Hi Kelly
I see on many DIY builds and some commercial offerings that timing belts are used between the steppers and ball screws to adjust speeds into the more optimal stepper range.
Doesn’t this introduce error with wind up/down of the belt? Albeit small depending on the drive ration and ball screw lead.
To some degree, and this can be mitigated by the belts construction materials, Kevlar for example
and the tooth form, in the pic is a random example of a rounded tooth form rather than the more
common and cheaper square form. You need the pulleys to suit, to get the benefit from using these
you need to buy a good name manufacturer. I can’t express the importance of this enough as ‘look a likes’ are not ‘performance a likes’.
I’m very tempted by those but also leery of documentation that is not understandable on imports.
Steppersonline have the real deal, get ones that have all English stenciling and that the silkscreen
is crisp and clear.
As to the motor and drivers.
A hierarchical list of Skookumness.
This is not a complete list, it’s just what you can get easily.
1. Brand name Servo………Will spank the pants off any stepper system.
2. Closed loop Stepper…….Offers better performance than open loop steppers.
3. Open loop Stepper………Offers reasonable performance at a good price.
There’s some good (easy to digest) reading over at the Gecko site, further reading ‘although
it might be a dry subject’ for non-nerds over on Utube are Steve Brunton and Brian Douglas
(I applied some of the knowledge obtained here to my Artificial Intelligent tool changers)
For the vanilla stepper drives, there are dip switches on the side to set the microstepping.
X 10 microstepping is the most you should use for accuracy’s sake, the reason being that the
stepper motor manufacturers state on their specs (something like ) a coil to coil winding resistance of -+ 5 percent meaning
that the rotor position is only known to 1.8 deg +- 5 % closed loop steppers take their position from an encoder which
fixes that issue, steppers also have a resonance issue where they will stall at certain speeds and good drivers will have
in their software, algorithms to fix this.
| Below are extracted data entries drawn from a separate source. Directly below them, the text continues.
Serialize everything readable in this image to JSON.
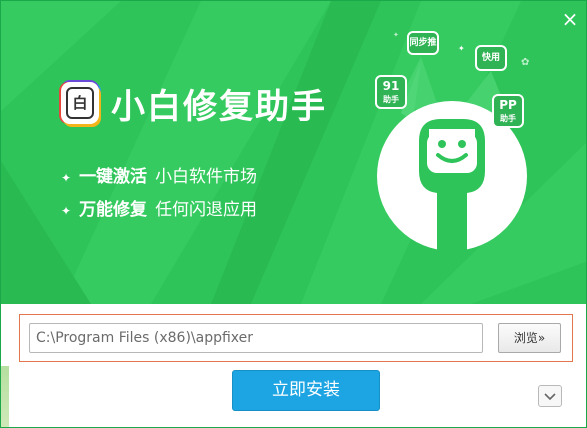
{
  "window": {
    "close_label": "×"
  },
  "banner": {
    "logo_char": "白",
    "app_title": "小白修复助手",
    "features": [
      {
        "star": "✦",
        "bold": "一键激活",
        "text": "小白软件市场"
      },
      {
        "star": "✦",
        "bold": "万能修复",
        "text": "任何闪退应用"
      }
    ],
    "badges": {
      "tongbu": "同步推",
      "kuaiyong": "快用",
      "n91_big": "91",
      "n91_small": "助手",
      "pp_big": "PP",
      "pp_small": "助手"
    }
  },
  "installer": {
    "path_value": "C:\\Program Files (x86)\\appfixer",
    "browse_label": "浏览»",
    "install_label": "立即安装"
  },
  "colors": {
    "banner_green": "#2fc45a",
    "install_blue": "#1da5e3",
    "frame_orange": "#e0774f"
  },
  "icons": [
    "close-icon",
    "app-logo-icon",
    "chevron-down-icon",
    "mascot-illustration"
  ]
}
You may have to set the micro stepping to say X 16 to suit you machine components just know that there will be some error (and loss of torque)
for standard stepper drives, also keep in mind that for the kind of machine you are making this error might not be the dominate error, thermal
expansion and vibration dampening may be and this is why machine manufacturers make machines out of cast iron and polymer concrete.
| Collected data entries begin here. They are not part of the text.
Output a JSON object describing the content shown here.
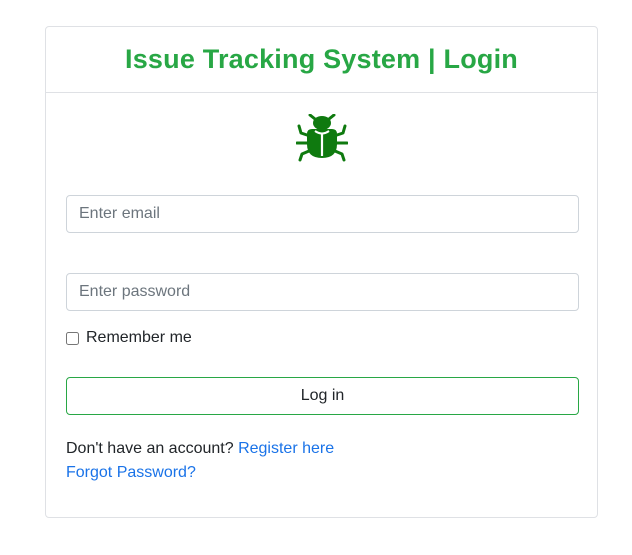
{
  "header": {
    "title": "Issue Tracking System | Login"
  },
  "logo": {
    "icon": "bug-icon",
    "color": "#0f7a0f"
  },
  "form": {
    "email_placeholder": "Enter email",
    "password_placeholder": "Enter password",
    "remember_label": "Remember me",
    "remember_checked": false,
    "login_label": "Log in"
  },
  "footer": {
    "register_prompt": "Don't have an account?",
    "register_link": "Register here",
    "forgot_link": "Forgot Password?"
  },
  "colors": {
    "accent": "#28a745",
    "link": "#1a73e8"
  }
}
There’s only so much accuracy you can get out of the milling process regardless of the machine construction before you have to use
grinding, polishing, lapping, edm or chemical etching.
The laser level to use with the software is a rotating level that projects a horizontal line so the idea is to set it up in the centre of the
bed and it illuminates both rails I figure that you would do one at a time.
It can be very tricky to set up as just people walking around in the room or clouds going over a skylight can affect it. I haven’t used
it yet and the guy said that he would get around to packaging it up as a standard installer but had not got around to it yet, so I did this for win 10 (it’s python).